The scale is composed of four statements with a seven-point Likert-type response format and is intended to measure the degree to which a person is doubtful that a claim by a marketer is true.
Seven, seven-point Likert-type items are used to measure the degree to which a person believes that an advertisement contains price information that is not correct and, in fact, the retailer is intentionally trying to deceive consumers.
The nine item, five-point Likert-type scale measures a consumer's general disbelief of advertising claims. It is not intended to be specific to any one medium but, instead, to be a consumer's view of how the marketplace as a whole operates.
The scale is composed of ten, semantic differential phrases measuring a person's reaction to an ad he/she has been exposed to with the emphasis on the negative types of feelings that were experienced.
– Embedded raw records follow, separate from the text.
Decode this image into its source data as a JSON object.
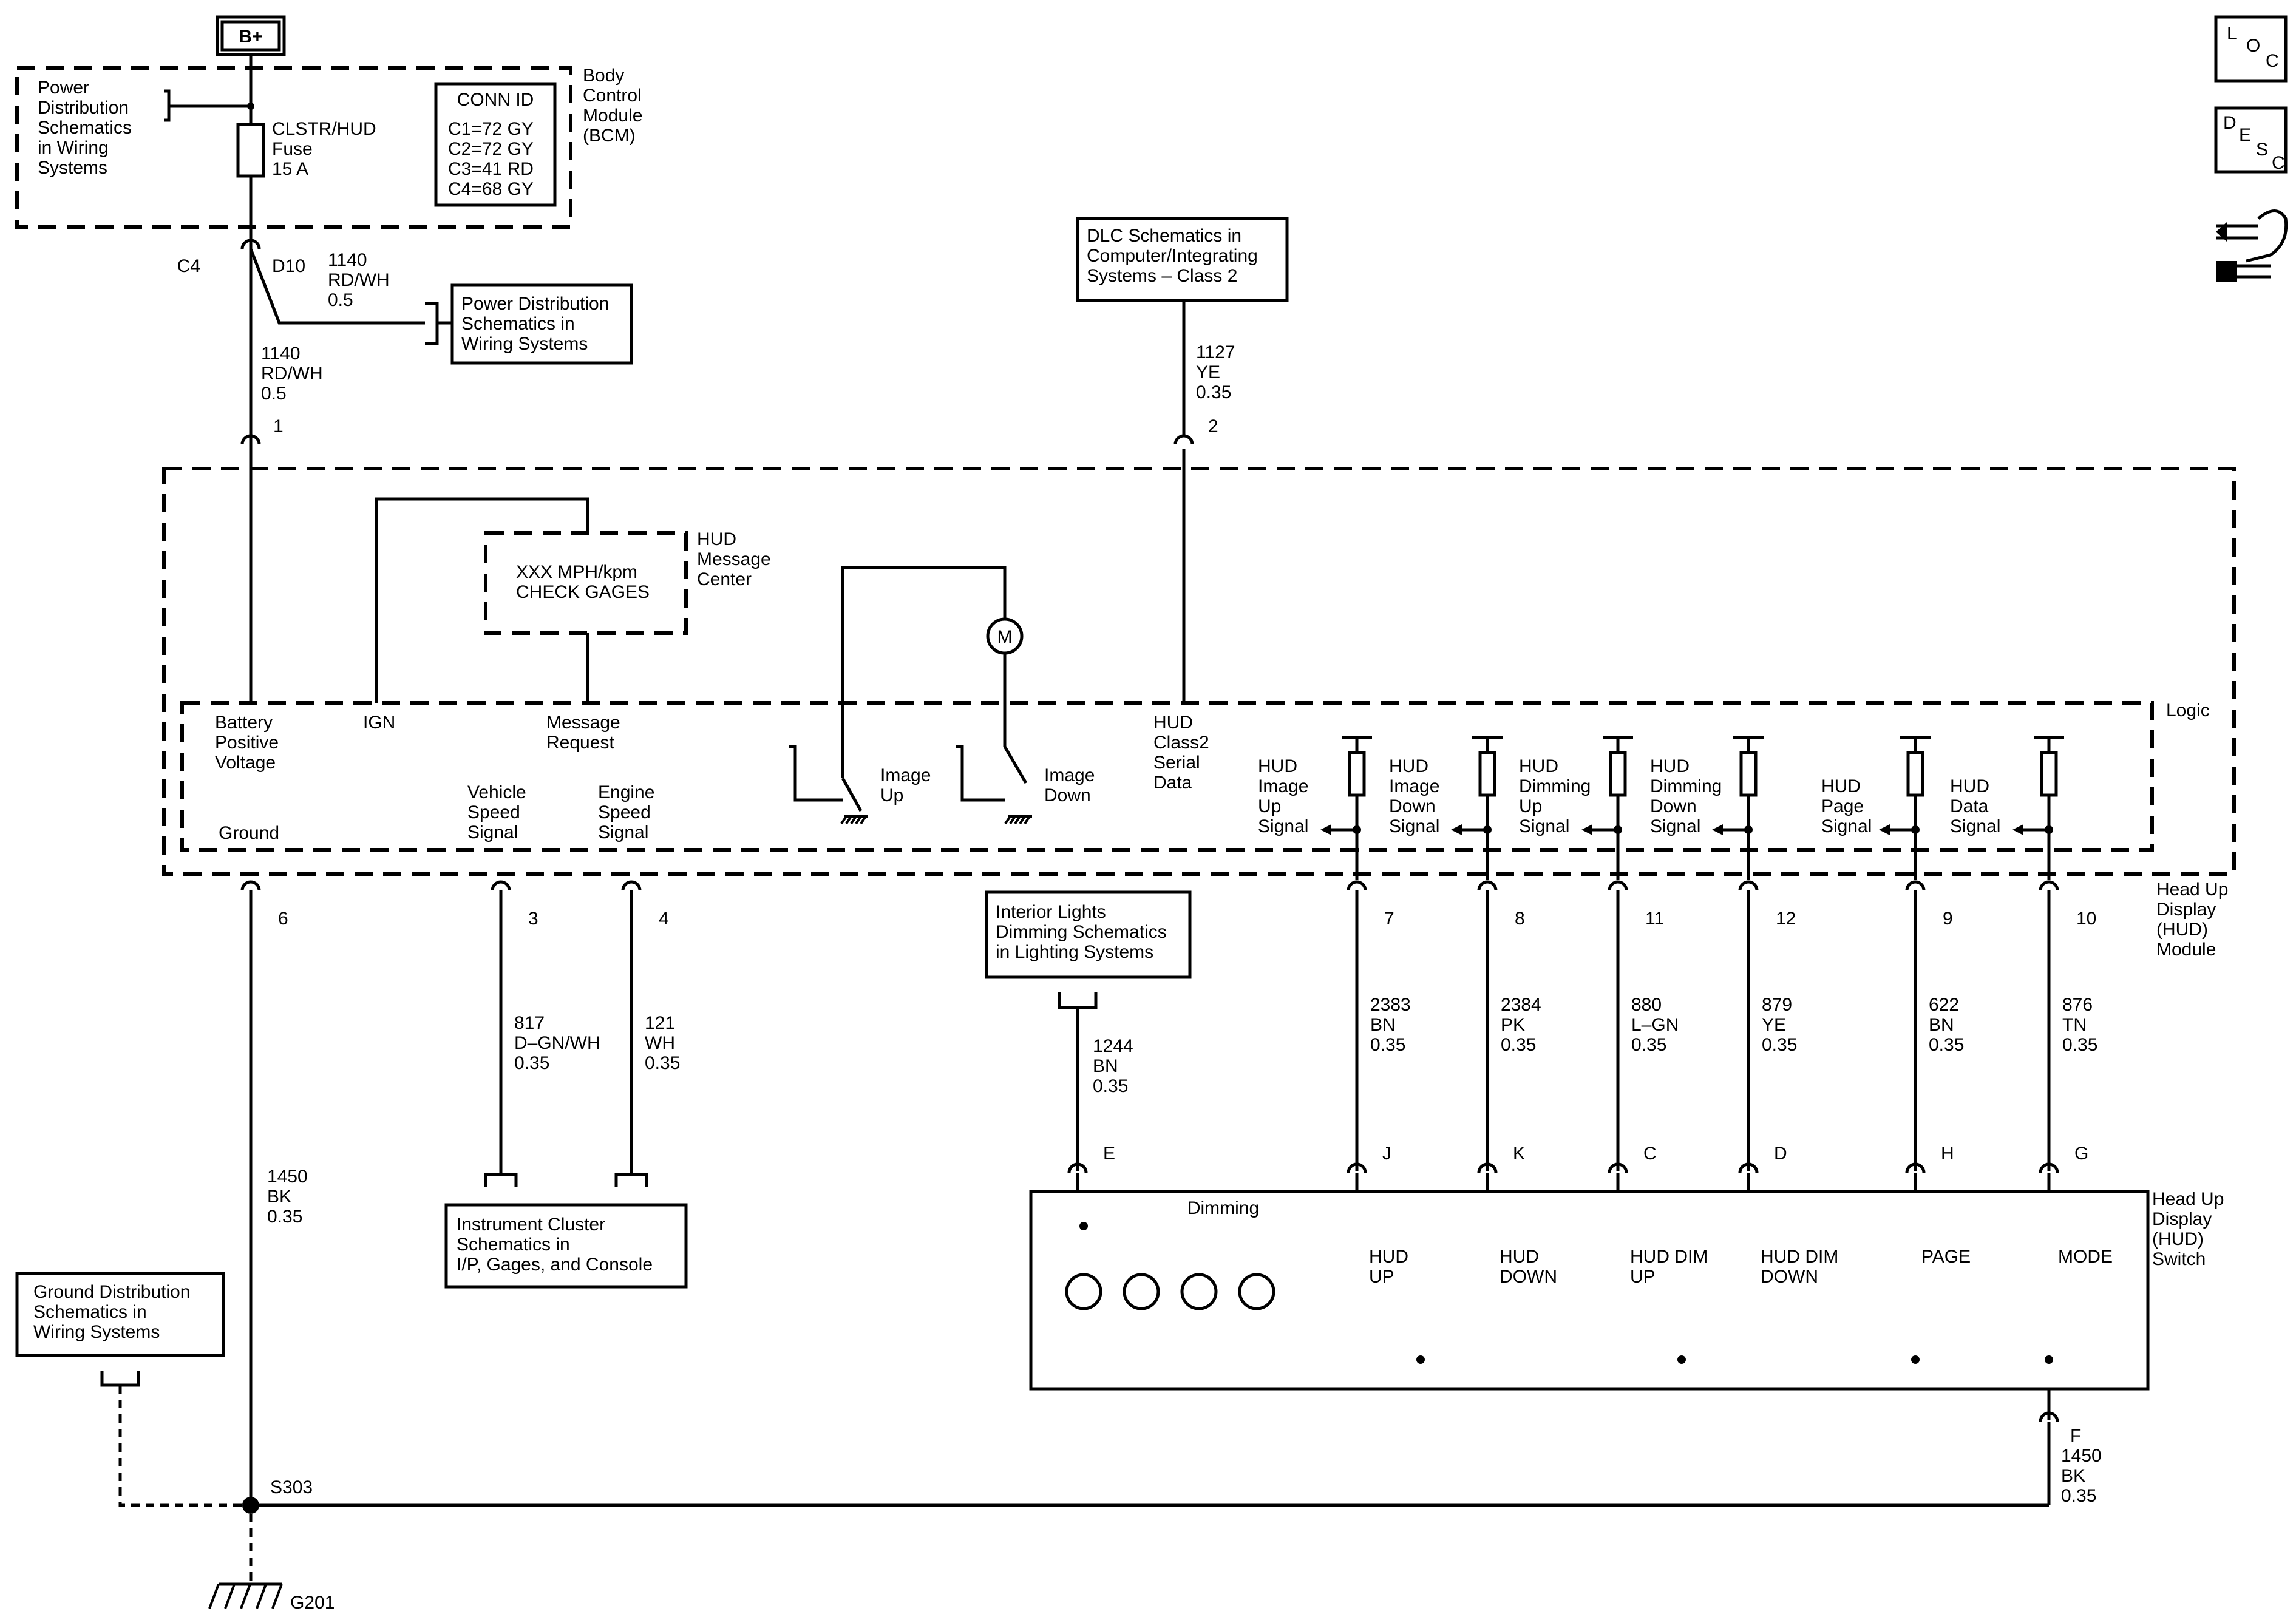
{
  "battery": {
    "label": "B+"
  },
  "bcm": {
    "name_lines": [
      "Body",
      "Control",
      "Module",
      "(BCM)"
    ],
    "power_dist_lines": [
      "Power",
      "Distribution",
      "Schematics",
      "in Wiring",
      "Systems"
    ],
    "fuse_lines": [
      "CLSTR/HUD",
      "Fuse",
      "15 A"
    ],
    "conn_id_title": "CONN ID",
    "conn_ids": [
      "C1=72 GY",
      "C2=72 GY",
      "C3=41 RD",
      "C4=68 GY"
    ],
    "connector": "C4",
    "pin": "D10"
  },
  "wire_1140_top": [
    "1140",
    "RD/WH",
    "0.5"
  ],
  "wire_1140": [
    "1140",
    "RD/WH",
    "0.5"
  ],
  "power_dist_box": [
    "Power Distribution",
    "Schematics in",
    "Wiring Systems"
  ],
  "dlc_box": [
    "DLC Schematics in",
    "Computer/Integrating",
    "Systems – Class 2"
  ],
  "wire_1127": [
    "1127",
    "YE",
    "0.35"
  ],
  "hud_module": {
    "name_lines": [
      "Head Up",
      "Display",
      "(HUD)",
      "Module"
    ],
    "logic": "Logic",
    "message_center_lines": [
      "HUD",
      "Message",
      "Center"
    ],
    "message_lines": [
      "XXX MPH/kpm",
      "CHECK GAGES"
    ],
    "motor": "M",
    "inputs": {
      "battery": [
        "Battery",
        "Positive",
        "Voltage"
      ],
      "ign": [
        "IGN"
      ],
      "message": [
        "Message",
        "Request"
      ],
      "class2": [
        "HUD",
        "Class2",
        "Serial",
        "Data"
      ],
      "ground": [
        "Ground"
      ],
      "vss": [
        "Vehicle",
        "Speed",
        "Signal"
      ],
      "ess": [
        "Engine",
        "Speed",
        "Signal"
      ],
      "image_up": [
        "Image",
        "Up"
      ],
      "image_down": [
        "Image",
        "Down"
      ]
    },
    "signals": [
      [
        "HUD",
        "Image",
        "Up",
        "Signal"
      ],
      [
        "HUD",
        "Image",
        "Down",
        "Signal"
      ],
      [
        "HUD",
        "Dimming",
        "Up",
        "Signal"
      ],
      [
        "HUD",
        "Dimming",
        "Down",
        "Signal"
      ],
      [
        "HUD",
        "Page",
        "Signal"
      ],
      [
        "HUD",
        "Data",
        "Signal"
      ]
    ],
    "pins_top": [
      "1",
      "2"
    ],
    "pins_bottom": [
      "6",
      "3",
      "4",
      "7",
      "8",
      "11",
      "12",
      "9",
      "10"
    ]
  },
  "wires_bottom": [
    [
      "817",
      "D–GN/WH",
      "0.35"
    ],
    [
      "121",
      "WH",
      "0.35"
    ],
    [
      "2383",
      "BN",
      "0.35"
    ],
    [
      "2384",
      "PK",
      "0.35"
    ],
    [
      "880",
      "L–GN",
      "0.35"
    ],
    [
      "879",
      "YE",
      "0.35"
    ],
    [
      "622",
      "BN",
      "0.35"
    ],
    [
      "876",
      "TN",
      "0.35"
    ]
  ],
  "wire_1450": [
    "1450",
    "BK",
    "0.35"
  ],
  "wire_1450_f": [
    "1450",
    "BK",
    "0.35"
  ],
  "wire_1244": [
    "1244",
    "BN",
    "0.35"
  ],
  "interior_lights_box": [
    "Interior Lights",
    "Dimming Schematics",
    "in Lighting Systems"
  ],
  "instrument_cluster_box": [
    "Instrument Cluster",
    "Schematics in",
    "I/P, Gages, and Console"
  ],
  "ground_dist_box": [
    "Ground Distribution",
    "Schematics in",
    "Wiring Systems"
  ],
  "splice": "S303",
  "ground": "G201",
  "switch": {
    "name_lines": [
      "Head Up",
      "Display",
      "(HUD)",
      "Switch"
    ],
    "dimming": "Dimming",
    "pins": [
      "E",
      "J",
      "K",
      "C",
      "D",
      "H",
      "G",
      "F"
    ],
    "buttons": [
      [
        "HUD",
        "UP"
      ],
      [
        "HUD",
        "DOWN"
      ],
      [
        "HUD DIM",
        "UP"
      ],
      [
        "HUD DIM",
        "DOWN"
      ],
      [
        "PAGE"
      ],
      [
        "MODE"
      ]
    ]
  },
  "legend": {
    "loc": [
      "L",
      "O",
      "C"
    ],
    "desc": [
      "D",
      "E",
      "S",
      "C"
    ],
    "icon": "tools-icon"
  }
}
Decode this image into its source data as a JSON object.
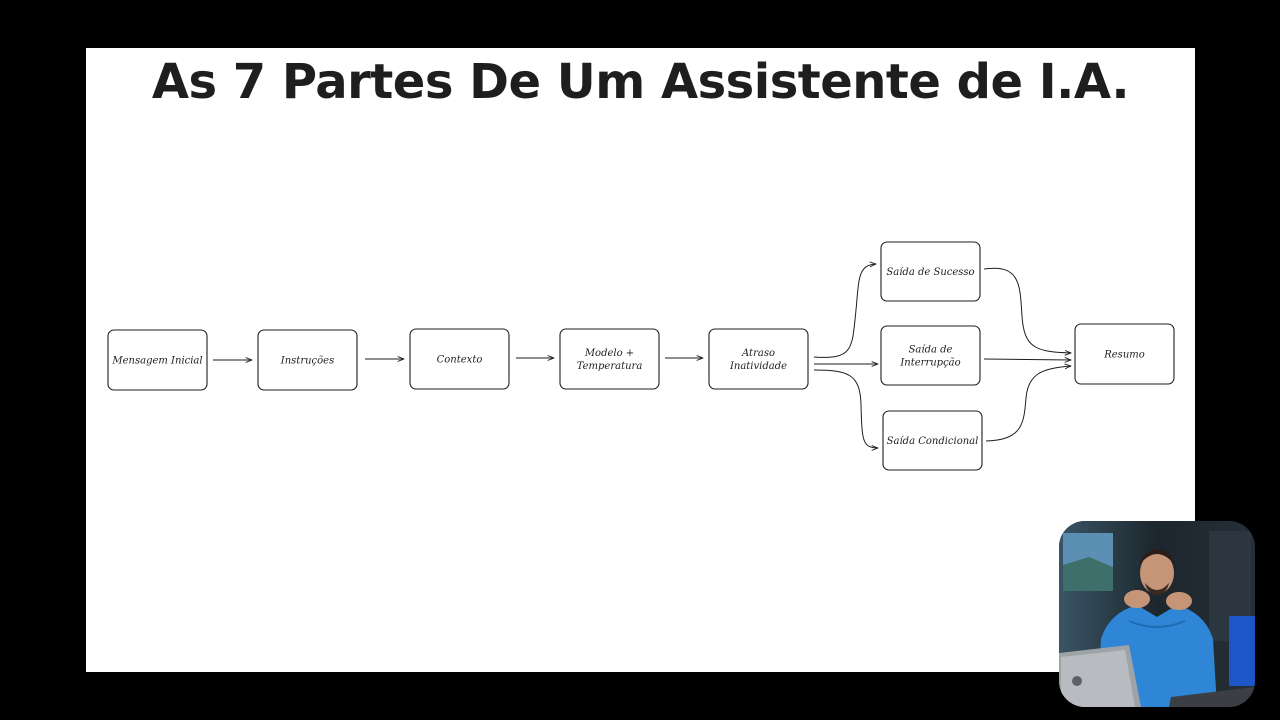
{
  "slide": {
    "title": "As 7 Partes De Um Assistente de I.A."
  },
  "diagram": {
    "nodes": [
      {
        "id": "mensagem",
        "lines": [
          "Mensagem Inicial"
        ]
      },
      {
        "id": "instrucoes",
        "lines": [
          "Instruções"
        ]
      },
      {
        "id": "contexto",
        "lines": [
          "Contexto"
        ]
      },
      {
        "id": "modelo",
        "lines": [
          "Modelo +",
          "Temperatura"
        ]
      },
      {
        "id": "atraso",
        "lines": [
          "Atraso",
          "Inatividade"
        ]
      },
      {
        "id": "sucesso",
        "lines": [
          "Saída de Sucesso"
        ]
      },
      {
        "id": "interrupcao",
        "lines": [
          "Saída de",
          "Interrupção"
        ]
      },
      {
        "id": "condicional",
        "lines": [
          "Saída Condicional"
        ]
      },
      {
        "id": "resumo",
        "lines": [
          "Resumo"
        ]
      }
    ],
    "edges": [
      {
        "from": "mensagem",
        "to": "instrucoes"
      },
      {
        "from": "instrucoes",
        "to": "contexto"
      },
      {
        "from": "contexto",
        "to": "modelo"
      },
      {
        "from": "modelo",
        "to": "atraso"
      },
      {
        "from": "atraso",
        "to": "sucesso"
      },
      {
        "from": "atraso",
        "to": "interrupcao"
      },
      {
        "from": "atraso",
        "to": "condicional"
      },
      {
        "from": "sucesso",
        "to": "resumo"
      },
      {
        "from": "interrupcao",
        "to": "resumo"
      },
      {
        "from": "condicional",
        "to": "resumo"
      }
    ]
  },
  "colors": {
    "background": "#000000",
    "slide": "#ffffff",
    "ink": "#1e1e1e",
    "presenter_jacket": "#2f86d6",
    "webcam_backdrop": "#1f2a30"
  },
  "webcam": {
    "icon": "presenter-video-thumbnail"
  }
}
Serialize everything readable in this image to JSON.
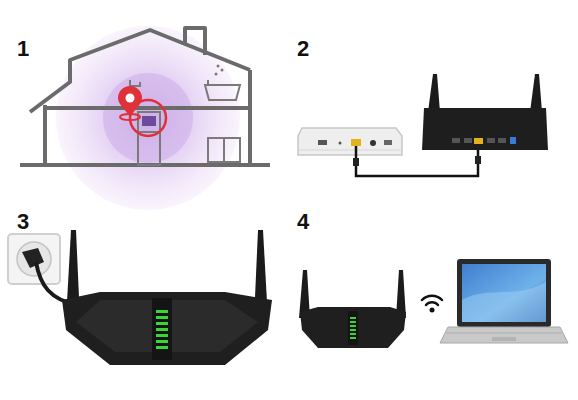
{
  "diagram": {
    "labels": [
      "1",
      "2",
      "3",
      "4"
    ]
  }
}
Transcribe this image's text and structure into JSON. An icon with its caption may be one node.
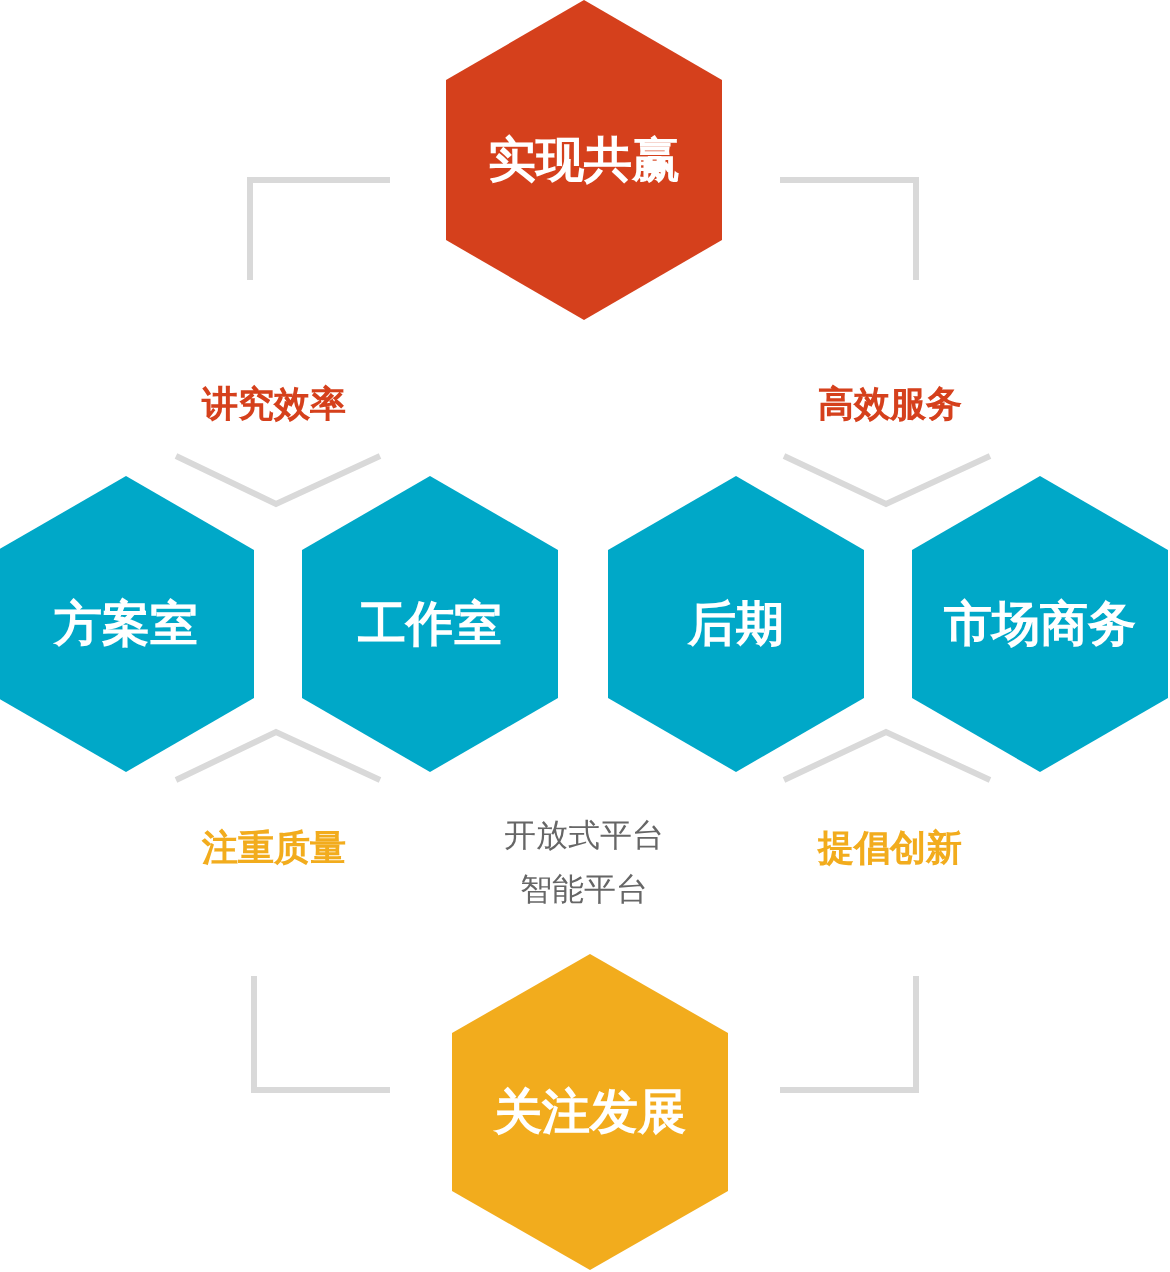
{
  "diagram": {
    "nodes": [
      {
        "text": [
          "实现共赢"
        ]
      },
      {
        "text": [
          "方案室"
        ]
      },
      {
        "text": [
          "工作室"
        ]
      },
      {
        "text": [
          "后期"
        ]
      },
      {
        "text": [
          "市场商务"
        ]
      },
      {
        "text": [
          "关注发展"
        ]
      }
    ],
    "labels": [
      "讲究效率",
      "高效服务",
      "注重质量",
      "开放式平台",
      "智能平台",
      "提倡创新"
    ]
  }
}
This measure is composed of several uni-polar items and is purported to measure the degree of negative feelings a consumer reports experiencing when exposed to a specific advertisement. The scale has been used over time with varying numbers of items.
There is an important distinction between this measure and attitude-toward-the-ad. As Mooradian stated in the directions used with his scale, subjects were to describe "reactions to the ad, not to how you would describe the ad" (1996, p. 101). Admittedly, there should be a high correspondence between the two but they are still theoretically distinct constructs.